Is attributed a grandchild's ownership (regardless of age) only if the grandparent owns (directly or by other attribution) more than 50% of the business. 

Grandchild

A grandchild (regardless of age) is attributed a grandparent's ownership only if the grandchild owns (directly or by other attribution) more than 50% of the business. 

Siblings

Are never attributed the ownership of other siblings

SECURE 2.0 Simplified the Family Attribution Rules  

The SECURE 2.0 Act of 2022 (SECURE 2.0) simplified the family attribution rules by removing two overrides to the spousal exception. The change makes it easier for spouses with separate businesses to maintain standalone 401(k) plans – each tailored to meet the goals of the respective business – without running afoul of the coverage testing rules.

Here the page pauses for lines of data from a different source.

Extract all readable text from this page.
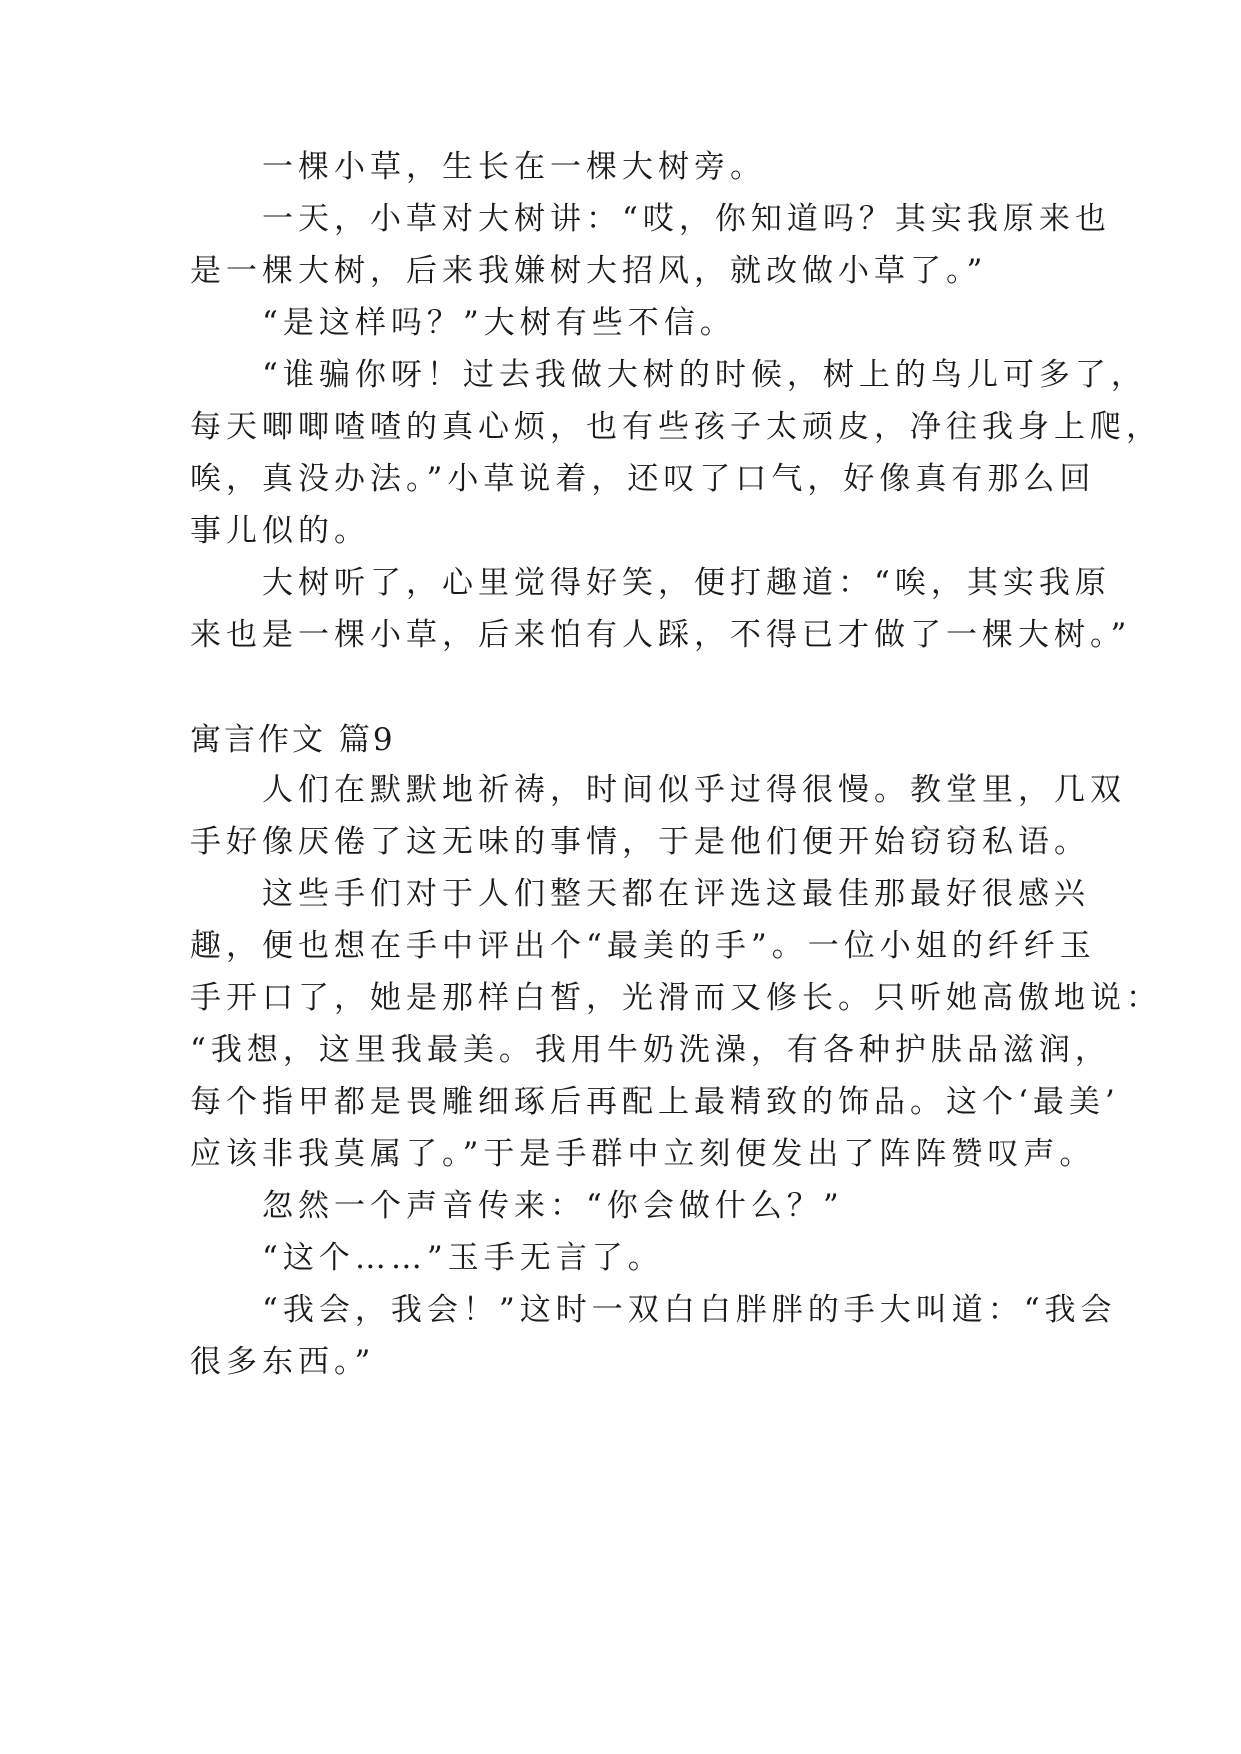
　　一棵小草，生长在一棵大树旁。
　　一天，小草对大树讲：“哎，你知道吗？其实我原来也
是一棵大树，后来我嫌树大招风，就改做小草了。”
　　“是这样吗？”大树有些不信。
　　“谁骗你呀！过去我做大树的时候，树上的鸟儿可多了，
每天唧唧喳喳的真心烦，也有些孩子太顽皮，净往我身上爬，
唉，真没办法。”小草说着，还叹了口气，好像真有那么回
事儿似的。
　　大树听了，心里觉得好笑，便打趣道：“唉，其实我原
来也是一棵小草，后来怕有人踩，不得已才做了一棵大树。”
寓言作文 篇9
　　人们在默默地祈祷，时间似乎过得很慢。教堂里，几双
手好像厌倦了这无味的事情，于是他们便开始窃窃私语。
　　这些手们对于人们整天都在评选这最佳那最好很感兴
趣，便也想在手中评出个“最美的手”。一位小姐的纤纤玉
手开口了，她是那样白皙，光滑而又修长。只听她高傲地说：
“我想，这里我最美。我用牛奶洗澡，有各种护肤品滋润，
每个指甲都是畏雕细琢后再配上最精致的饰品。这个‘最美’
应该非我莫属了。”于是手群中立刻便发出了阵阵赞叹声。
　　忽然一个声音传来：“你会做什么？”
　　“这个……”玉手无言了。
　　“我会，我会！”这时一双白白胖胖的手大叫道：“我会
很多东西。”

Community Property States  

In community property states like California and Texas, married couples must split all assets acquired during marriage. Prior to SECURE 2.0, these laws prevented spouses with unrelated businesses from qualifying for the spousal exception.

Starting in 2024, community property laws are disregarded for purposes of determining whether the spousal exception is met.

Minor Children

Prior to SECURE 2.0, attribution from a minor child to both parents created an automatic ownership nexus that nullified the spousal exception.

Starting in 2024, minor children are disregarded when determining whether the spousal exception applies.

What Happens When a Business Is Overlooked? 

A common reason for 401(k) coverage test failure is accidentally excluding employees from a business that should have been treated as part of the controlled group. When a business fails to recognize this relationship, it may improperly exclude employees from plan participation—putting the plan at risk.

The consequences of a failed coverage test depend on when the issue is corrected:

    • Correction Within 9½ Months: If discovered early (within 9½ months after the end of the plan year), the employer can:
      • Adopt a retroactive amendment to expand eligibility
      • Make Qualified Nonelective Contributions (QNECs) for affected non-HCEs
      • Fund any missed matching or profit-sharing contributions
    • Correction After 9½ Months: If not corrected within 9½ months, the IRS considers the issue a demographic failure, which must be resolved through the Voluntary Correction Program (VCP). This process requires:
      • A formal submission to the IRS
      • Payment of a compliance fee
      • Documentation of corrective actions

Not Knowing Your Controlled Group Status Can Be a Costly Mistake! 

Controlled group rules are one of the most misunderstood—and risky—areas of 401(k) compliance for small business owners. The SECURE 2.0 Act offers new flexibility for certain family-owned companies, but getting the analysis wrong can still lead to serious compliance failures.

If you have any ownership in more than one company—or your spouse or child does—don't guess. Work with your retirement plan provider or an ERISA attorney to confirm your status and stay compliant.